Rick had never hated anyone in his life. Every community had a couple of cranks who were just what they were, and you accepted that. But you didn’t hate them. This was hate.
Sarge came up to him as if reading his mind and said, almost happily, “That was the most impressive example of incompetence I have seen in my entire career in the army.” He turned to the other men.
Heeling was another problem. Half the time Rick was dragging Cracker or else she was pulling him. Meanwhile, Bruno walked obediently at the side of Cody. Tristie was the same: perfect. Rick had just got the wrong dog, that was the problem. This was the first dog he’d ever met who didn’t seem crazy about him.
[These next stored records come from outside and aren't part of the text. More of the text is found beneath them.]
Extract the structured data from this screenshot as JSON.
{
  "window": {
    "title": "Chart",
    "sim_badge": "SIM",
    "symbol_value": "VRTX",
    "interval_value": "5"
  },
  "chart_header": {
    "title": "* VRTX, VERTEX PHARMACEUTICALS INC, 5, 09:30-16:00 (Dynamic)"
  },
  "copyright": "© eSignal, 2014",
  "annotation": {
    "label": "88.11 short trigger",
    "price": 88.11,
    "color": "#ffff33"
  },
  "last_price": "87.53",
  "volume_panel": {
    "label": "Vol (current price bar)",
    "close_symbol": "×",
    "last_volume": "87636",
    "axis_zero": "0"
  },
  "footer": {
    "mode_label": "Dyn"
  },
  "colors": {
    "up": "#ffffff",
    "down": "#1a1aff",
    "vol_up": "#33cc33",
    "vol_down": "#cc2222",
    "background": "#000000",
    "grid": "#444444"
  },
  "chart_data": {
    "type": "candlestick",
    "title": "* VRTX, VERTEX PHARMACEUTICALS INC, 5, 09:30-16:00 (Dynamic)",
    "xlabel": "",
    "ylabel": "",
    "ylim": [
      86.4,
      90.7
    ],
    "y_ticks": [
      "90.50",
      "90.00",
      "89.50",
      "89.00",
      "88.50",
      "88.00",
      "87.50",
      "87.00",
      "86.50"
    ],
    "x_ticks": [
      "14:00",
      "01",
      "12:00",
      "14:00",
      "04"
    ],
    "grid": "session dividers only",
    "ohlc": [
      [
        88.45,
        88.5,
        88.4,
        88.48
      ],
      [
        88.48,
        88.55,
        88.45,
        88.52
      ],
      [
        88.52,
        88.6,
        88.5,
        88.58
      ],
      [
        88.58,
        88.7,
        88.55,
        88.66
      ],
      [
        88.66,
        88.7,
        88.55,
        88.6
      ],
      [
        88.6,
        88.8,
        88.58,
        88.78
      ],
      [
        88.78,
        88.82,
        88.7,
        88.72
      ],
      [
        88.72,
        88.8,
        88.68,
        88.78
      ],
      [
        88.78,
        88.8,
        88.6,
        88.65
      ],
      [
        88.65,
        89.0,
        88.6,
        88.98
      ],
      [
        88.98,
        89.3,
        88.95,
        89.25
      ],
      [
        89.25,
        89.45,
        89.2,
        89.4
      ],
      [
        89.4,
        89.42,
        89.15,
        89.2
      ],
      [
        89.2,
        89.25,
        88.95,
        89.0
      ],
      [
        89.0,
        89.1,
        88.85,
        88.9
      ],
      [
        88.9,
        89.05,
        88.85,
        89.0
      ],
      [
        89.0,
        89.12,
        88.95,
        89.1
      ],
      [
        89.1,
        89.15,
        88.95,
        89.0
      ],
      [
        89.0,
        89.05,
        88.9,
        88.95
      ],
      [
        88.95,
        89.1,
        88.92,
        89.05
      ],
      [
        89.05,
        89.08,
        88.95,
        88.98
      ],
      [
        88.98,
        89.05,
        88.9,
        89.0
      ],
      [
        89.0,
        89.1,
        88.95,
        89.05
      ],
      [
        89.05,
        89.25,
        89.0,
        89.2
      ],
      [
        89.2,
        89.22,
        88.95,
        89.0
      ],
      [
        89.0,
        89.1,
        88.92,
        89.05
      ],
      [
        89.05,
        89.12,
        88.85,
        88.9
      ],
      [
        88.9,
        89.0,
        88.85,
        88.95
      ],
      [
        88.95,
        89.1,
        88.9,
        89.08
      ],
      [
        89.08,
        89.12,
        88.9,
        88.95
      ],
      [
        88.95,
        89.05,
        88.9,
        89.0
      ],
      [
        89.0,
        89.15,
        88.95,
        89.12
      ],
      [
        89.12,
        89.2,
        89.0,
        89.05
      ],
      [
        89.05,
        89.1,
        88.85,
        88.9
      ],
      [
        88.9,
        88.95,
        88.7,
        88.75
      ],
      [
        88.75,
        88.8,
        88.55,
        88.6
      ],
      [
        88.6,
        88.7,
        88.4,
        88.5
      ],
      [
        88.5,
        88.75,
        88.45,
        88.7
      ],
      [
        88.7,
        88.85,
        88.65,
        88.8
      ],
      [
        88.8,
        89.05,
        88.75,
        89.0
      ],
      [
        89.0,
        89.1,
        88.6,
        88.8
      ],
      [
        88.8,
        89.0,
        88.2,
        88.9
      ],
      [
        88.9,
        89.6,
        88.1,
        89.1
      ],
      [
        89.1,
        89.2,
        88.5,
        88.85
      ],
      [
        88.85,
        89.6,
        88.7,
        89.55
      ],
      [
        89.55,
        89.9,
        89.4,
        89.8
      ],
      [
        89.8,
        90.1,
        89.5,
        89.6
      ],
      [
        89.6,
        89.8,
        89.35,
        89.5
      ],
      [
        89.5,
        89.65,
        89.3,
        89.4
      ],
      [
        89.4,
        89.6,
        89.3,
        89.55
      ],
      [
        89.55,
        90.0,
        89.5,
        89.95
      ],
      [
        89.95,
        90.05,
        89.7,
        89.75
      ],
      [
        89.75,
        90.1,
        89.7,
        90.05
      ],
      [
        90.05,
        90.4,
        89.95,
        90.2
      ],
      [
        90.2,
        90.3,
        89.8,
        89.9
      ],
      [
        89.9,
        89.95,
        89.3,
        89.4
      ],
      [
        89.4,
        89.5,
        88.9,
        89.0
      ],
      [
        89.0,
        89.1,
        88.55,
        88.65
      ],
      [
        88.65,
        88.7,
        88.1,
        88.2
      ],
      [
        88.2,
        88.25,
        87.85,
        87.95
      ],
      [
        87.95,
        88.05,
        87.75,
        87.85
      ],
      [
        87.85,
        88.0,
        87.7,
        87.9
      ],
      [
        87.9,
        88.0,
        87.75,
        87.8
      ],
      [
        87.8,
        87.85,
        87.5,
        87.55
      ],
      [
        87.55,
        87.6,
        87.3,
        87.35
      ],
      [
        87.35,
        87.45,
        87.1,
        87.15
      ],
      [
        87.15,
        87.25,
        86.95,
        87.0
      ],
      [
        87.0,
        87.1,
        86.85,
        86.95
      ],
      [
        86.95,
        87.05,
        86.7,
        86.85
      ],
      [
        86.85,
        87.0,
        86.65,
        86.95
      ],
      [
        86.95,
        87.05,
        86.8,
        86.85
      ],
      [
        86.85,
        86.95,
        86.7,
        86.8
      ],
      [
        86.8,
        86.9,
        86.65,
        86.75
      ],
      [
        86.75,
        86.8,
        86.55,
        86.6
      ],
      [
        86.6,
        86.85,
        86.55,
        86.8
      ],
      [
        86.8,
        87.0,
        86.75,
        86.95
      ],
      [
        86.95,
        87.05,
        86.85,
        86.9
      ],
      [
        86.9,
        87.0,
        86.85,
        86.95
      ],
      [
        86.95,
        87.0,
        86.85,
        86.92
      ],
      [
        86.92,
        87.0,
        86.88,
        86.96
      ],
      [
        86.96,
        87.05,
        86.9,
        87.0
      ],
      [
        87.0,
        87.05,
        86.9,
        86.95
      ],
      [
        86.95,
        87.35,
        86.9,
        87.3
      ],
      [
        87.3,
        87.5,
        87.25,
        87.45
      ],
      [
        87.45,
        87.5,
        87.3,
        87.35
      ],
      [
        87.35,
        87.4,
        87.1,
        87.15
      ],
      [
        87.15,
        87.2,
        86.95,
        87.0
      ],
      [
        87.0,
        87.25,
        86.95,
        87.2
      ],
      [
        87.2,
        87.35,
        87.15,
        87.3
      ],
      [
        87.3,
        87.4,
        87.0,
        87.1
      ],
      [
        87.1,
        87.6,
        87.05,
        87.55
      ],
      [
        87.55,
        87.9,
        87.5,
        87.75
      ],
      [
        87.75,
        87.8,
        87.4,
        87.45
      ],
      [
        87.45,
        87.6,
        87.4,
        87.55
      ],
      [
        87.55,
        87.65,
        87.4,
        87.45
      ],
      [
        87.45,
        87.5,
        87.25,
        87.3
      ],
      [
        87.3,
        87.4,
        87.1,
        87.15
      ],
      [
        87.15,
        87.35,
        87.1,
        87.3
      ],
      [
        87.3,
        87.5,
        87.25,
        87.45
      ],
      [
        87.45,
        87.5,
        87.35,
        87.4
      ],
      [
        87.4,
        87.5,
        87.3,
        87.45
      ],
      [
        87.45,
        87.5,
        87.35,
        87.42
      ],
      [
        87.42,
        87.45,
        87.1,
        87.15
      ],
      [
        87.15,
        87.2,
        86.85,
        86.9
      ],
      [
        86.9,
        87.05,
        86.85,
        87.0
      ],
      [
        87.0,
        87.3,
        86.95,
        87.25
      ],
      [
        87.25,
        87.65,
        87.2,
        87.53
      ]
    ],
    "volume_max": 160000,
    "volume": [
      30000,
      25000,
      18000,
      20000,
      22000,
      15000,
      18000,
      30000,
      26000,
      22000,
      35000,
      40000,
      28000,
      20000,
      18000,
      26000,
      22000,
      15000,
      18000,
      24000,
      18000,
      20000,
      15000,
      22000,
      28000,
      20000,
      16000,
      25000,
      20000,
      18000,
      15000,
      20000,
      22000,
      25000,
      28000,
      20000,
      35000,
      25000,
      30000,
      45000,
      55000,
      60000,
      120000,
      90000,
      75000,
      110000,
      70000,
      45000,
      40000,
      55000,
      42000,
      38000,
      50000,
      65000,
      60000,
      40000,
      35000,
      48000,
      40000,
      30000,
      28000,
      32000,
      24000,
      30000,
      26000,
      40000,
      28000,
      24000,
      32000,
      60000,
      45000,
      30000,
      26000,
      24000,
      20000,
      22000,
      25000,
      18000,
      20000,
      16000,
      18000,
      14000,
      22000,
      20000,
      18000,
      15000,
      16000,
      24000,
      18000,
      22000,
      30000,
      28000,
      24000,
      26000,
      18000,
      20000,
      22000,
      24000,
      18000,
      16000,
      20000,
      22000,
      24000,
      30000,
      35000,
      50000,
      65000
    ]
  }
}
“I’m on to your ways,” he said to her one morning. Whenever he lost his temper, his parents always tried to reason with him. Maybe that would work with a dog. “You’re just like me. No tact and diplomacy because you think this is all unfair, right?” She looked at him without expression. They just weren’t bonding at all. He took a breath and said, “All right, then. Come!” She sat.
After a while the dogs learned other commands at the obstacle course like “crawl” and “hup,” which was the command used for both “jump up” and “jump down.” Sometimes when Rick said “hup,” Cracker ran around the obstacle instead of over it. Other times she did it perfectly. In the meantime, the squad moved on to hand signals and the dogs started to work more like teammates with their handlers. Rick and Cracker weren’t the worst team in the squad, but they were definitely in the bottom 5 or 10 percent.
At night, if she bothered to think about it at all, Cracker would lie next to Tristie and she would know that things weren’t going well. But she didn’t know what the result of that would be. At Willie’s once when she’d scratched a couch cover, Willie’s parents made her stay outside for an hour. She knew it was an hour because Willie’s father kept shouting over and over, “An hour outside! An hour outside!” Anyway, even if she now kind of had a human who kind of seemed like he was hers, she also now knew that people just abandoned you eventually. It had already happened to her twice. So why listen to them? Why do what they say?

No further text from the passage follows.